Sebagai bagian dari masyarakat Saibatin yang patrilineal dan beradat menetap
patrilokal, setelah menikah dia akan tinggal di lingkungan kerabat suaminya.
Selain itu, dia juga harus melepas status sebagai bagian dari marga orang tua
karena akan mengikuti marga suami. Oleh karenanya, sebelum menikah dia
berhahiwang mengungkapkan kesedihan hati sekaligus salam perpisahan kepada para
perempuan di rumahnya (nenek, ibu, bibi, dan kaum kerabat lain) secara satu
persatu mulai tengah malam hingga adzan subuh berkumandang.
Sumber: Lakma Dewi, (54 tahun), Sandaran Agung
Penggawa 5 Krui, Lampung Pesisir
4. Hahiwang dan
Dominasi Patriarki
a. Hahiwang sebagai Ungkapan Ketidakberdayaan
Perempuan
Beberapa hahiwang di atas merupakan ungkapan perempuan atas problematika
ketimpangan yang mengarah pada ketidakadilan gender. Gender yang oleh Mansour
Fakih (1997:7) didefinisikan sebagai suatu sifat yang melekat pada kaum
laki-laki dan perempuan yang dikonstruksi secara sosial maupun kultural,
dalam masyarakat 16 marga Pesisir Krui
digunakan untuk membedakan hak dan kewajiban dalam melakukan kegiatan sosial,
ekonomi, politik, maupun budaya. Perbedaan peran berdasar gender ini terjadi
melalui proses sosialisasi norma-norma kultural dan keagamaan yang lama dan
sangat panjang sehingga seolah-olah telah menjadi kodrat Ilahi.
Bagi perempuan Saibatin
Krui, mulai dari masa kanak-kanak telah disosialisasikan berbagai macam nilai
dan norma yang dibentuk oleh budaya patriarki, baik oleh keluarganya sendiri
(terutama pihak ibu) maupun lingkungan di sekitarnya (kerabat dan para
tetangganya) dengan tujuan agar dapat berinteraksi dengan lingkungan
komunitasnya. Bentuk sosialisasi yang dilakukan adalah pembelajaran yang
berkenaan dengan peran perempuan dalam menyelesaikan urusan domestik saja.

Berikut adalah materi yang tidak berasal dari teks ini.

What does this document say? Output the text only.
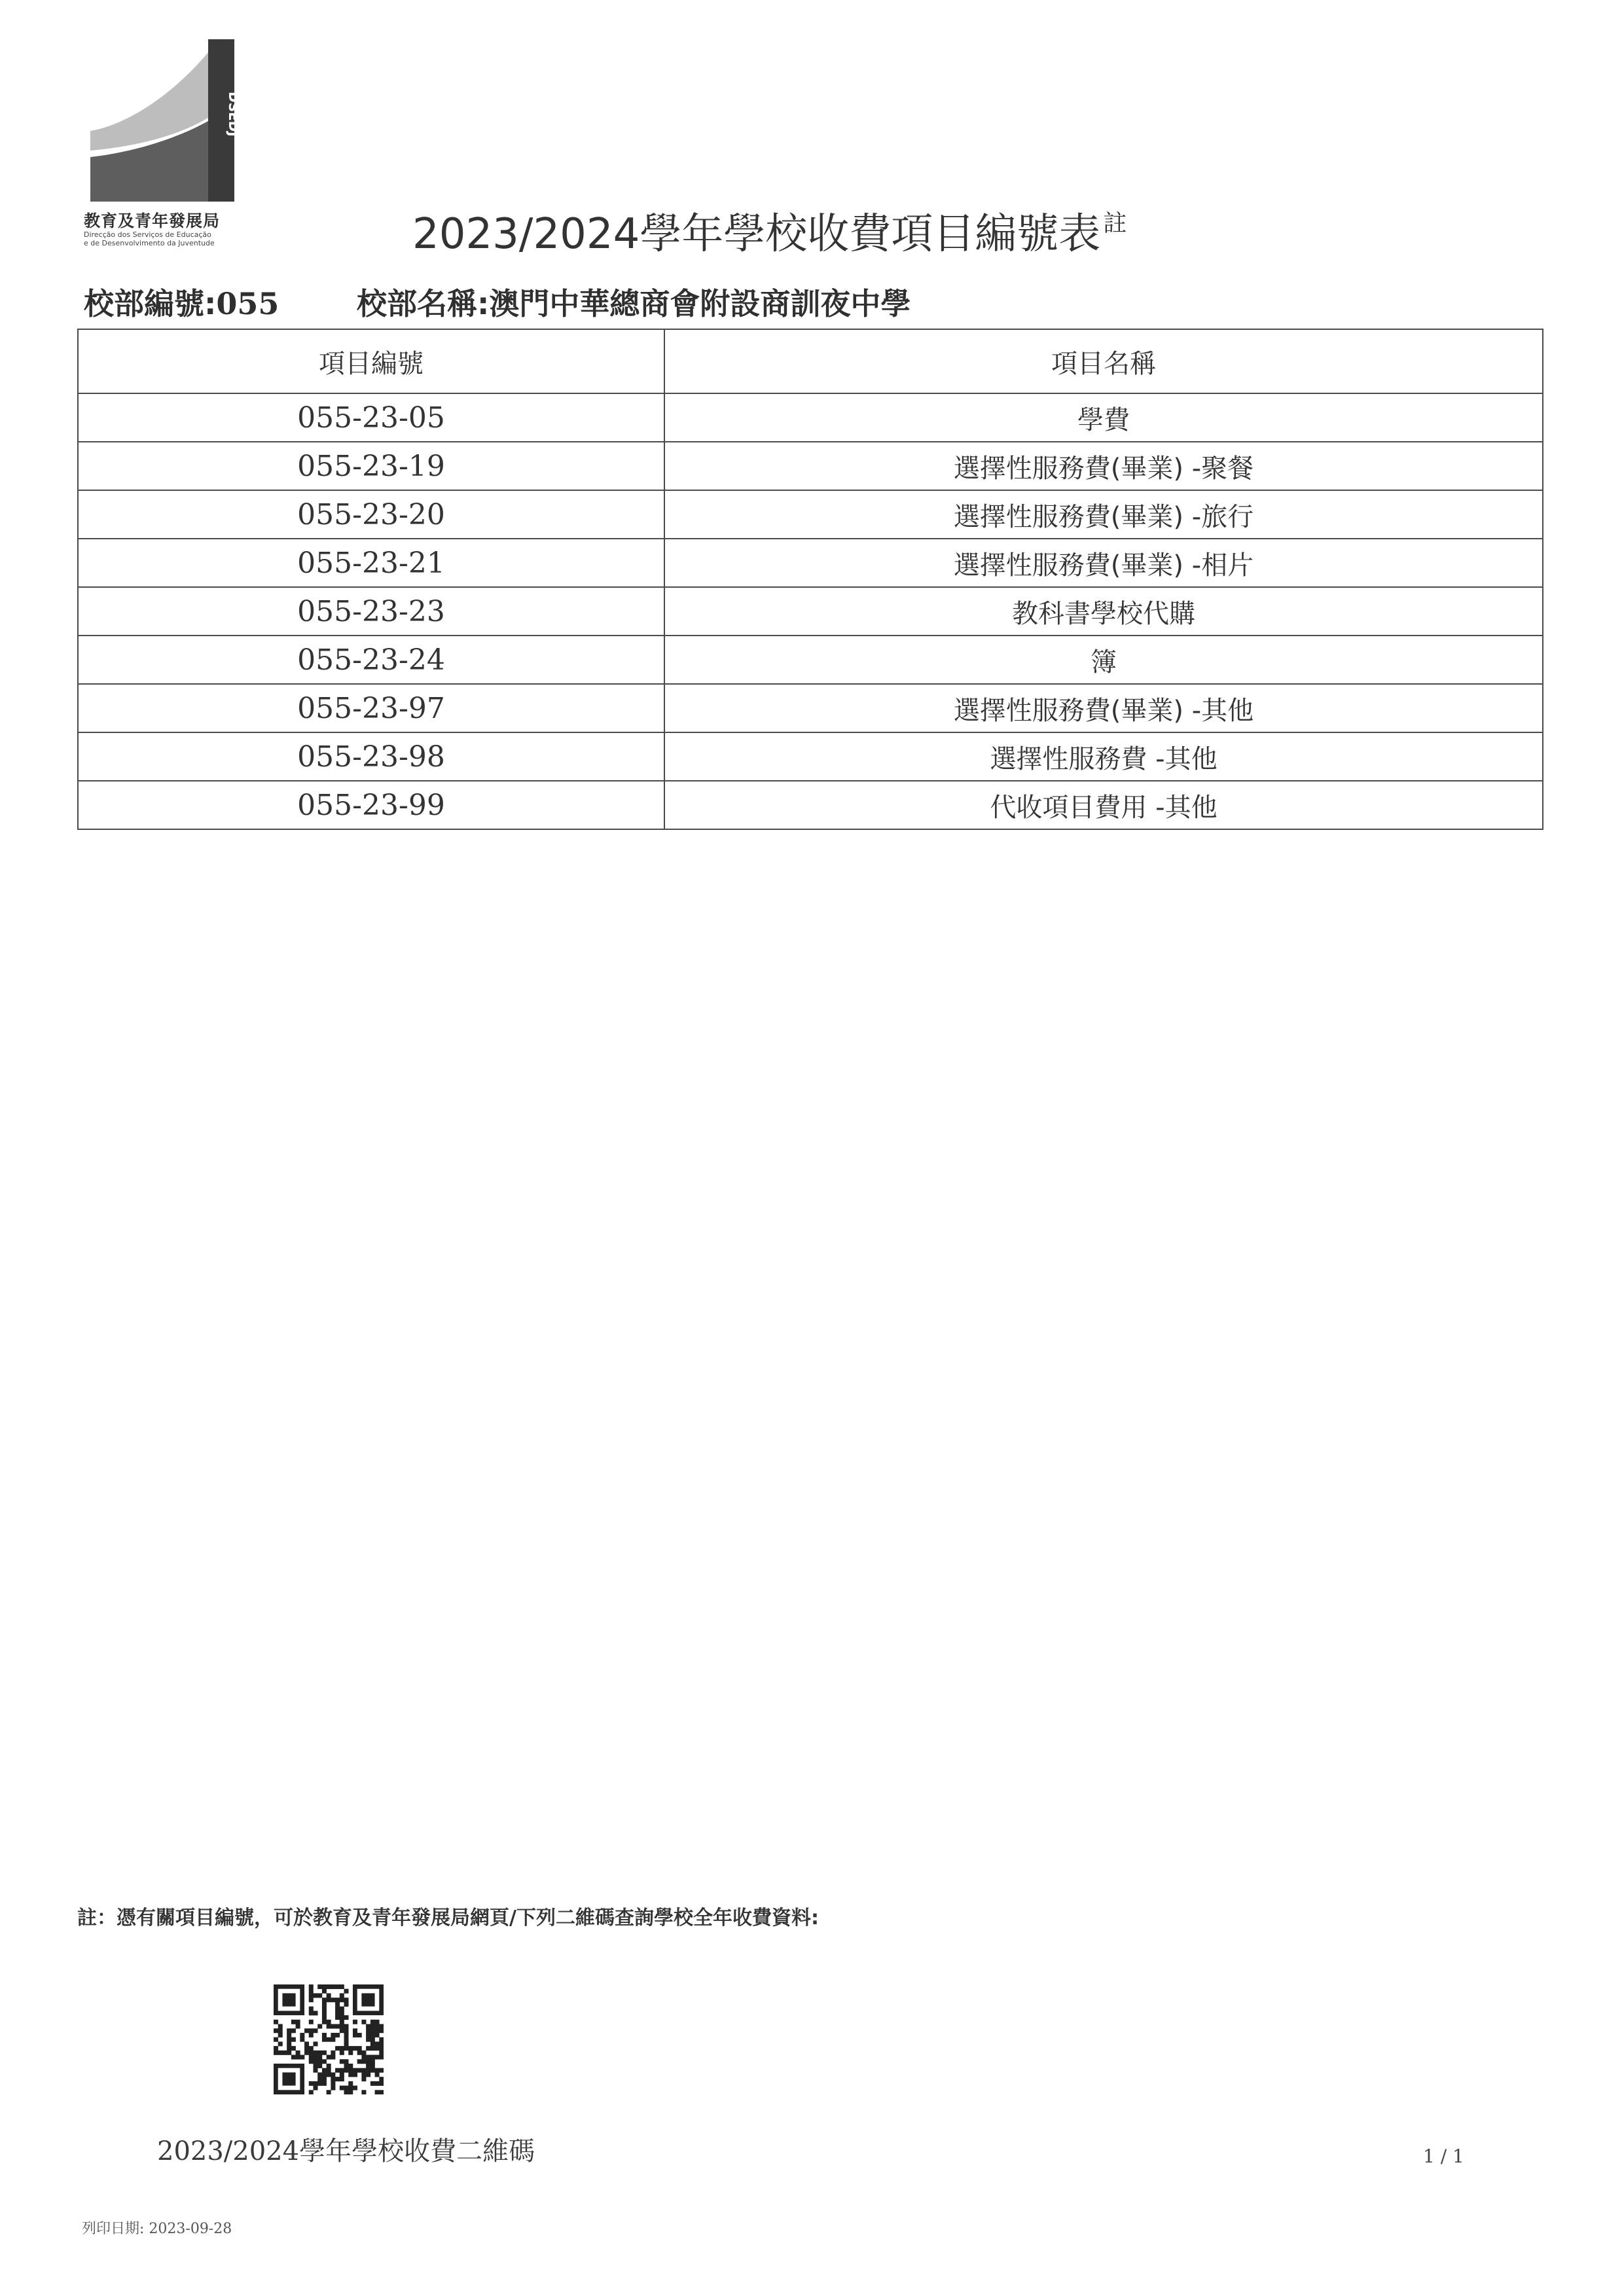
DSEDJ
教育及青年發展局
Direcção dos Serviços de Educação
e de Desenvolvimento da Juventude	2023/2024學年學校收費項目編號表 $^註$
校部編號:055	校部名稱:澳門中華總商會附設商訓夜中學
項目編號	項目名稱
055-23-05	學費
055-23-19	選擇性服務費(畢業) -聚餐
055-23-20	選擇性服務費(畢業) -旅行
055-23-21	選擇性服務費(畢業) -相片
055-23-23	教科書學校代購
055-23-24	簿
055-23-97	選擇性服務費(畢業) -其他
055-23-98	選擇性服務費 -其他
055-23-99	代收項目費用 -其他
註：憑有關項目編號，可於教育及青年發展局網頁/下列二維碼查詢學校全年收費資料:
2023/2024學年學校收費二維碼	1 / 1
列印日期: 2023-09-28
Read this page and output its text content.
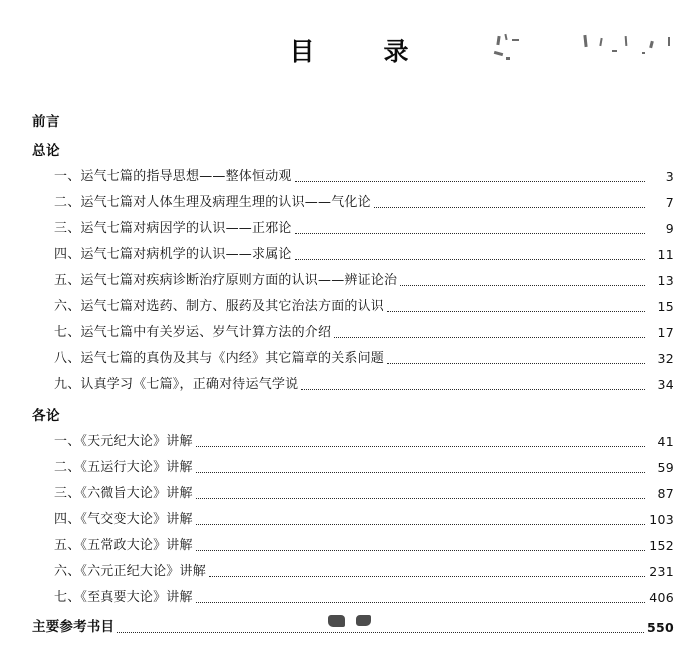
目　录
前言
总论
一、运气七篇的指导思想——整体恒动观	3
二、运气七篇对人体生理及病理生理的认识——气化论	7
三、运气七篇对病因学的认识——正邪论	9
四、运气七篇对病机学的认识——求属论	11
五、运气七篇对疾病诊断治疗原则方面的认识——辨证论治	13
六、运气七篇对选药、制方、服药及其它治法方面的认识	15
七、运气七篇中有关岁运、岁气计算方法的介绍	17
八、运气七篇的真伪及其与《内经》其它篇章的关系问题	32
九、认真学习《七篇》，正确对待运气学说	34
各论
一、《天元纪大论》讲解	41
二、《五运行大论》讲解	59
三、《六微旨大论》讲解	87
四、《气交变大论》讲解	103
五、《五常政大论》讲解	152
六、《六元正纪大论》讲解	231
七、《至真要大论》讲解	406
主要参考书目	550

Selain itu, anak perempuan juga dibentuk sedemikian rupa dengan tidak diberi
ruang atau keleluasaan berada di sektor publik, sesuai dengan kehendak budaya
masyarakat maupun ajaran agamanya.
Hasil sosialisasi konstruksi sosial
tentang gender ini mempengaruhi perkembangan kondisi fisik dan psikis kaum
perempuan. Mereka menjadi pribadi yang kurang berani, penurut, rajin, lemah,
emosional, dan selalu meminta dilindungi. Akibatnya kehidupan perempuan menjadi
sangat dependen pada laki-laki yang dianggap mempunyai posisi lebih tinggi.
Laki-laki memanfaatkan kebergantungan ini untuk mengekalkan kekuasaannya dalam
bidang politik, sosial, ekonomi, dan budaya. Akibatnya timbul berbagai bentuk
ketidakadilan, marginalisasi, dan subrodinasi peran yang merugikan perempuan.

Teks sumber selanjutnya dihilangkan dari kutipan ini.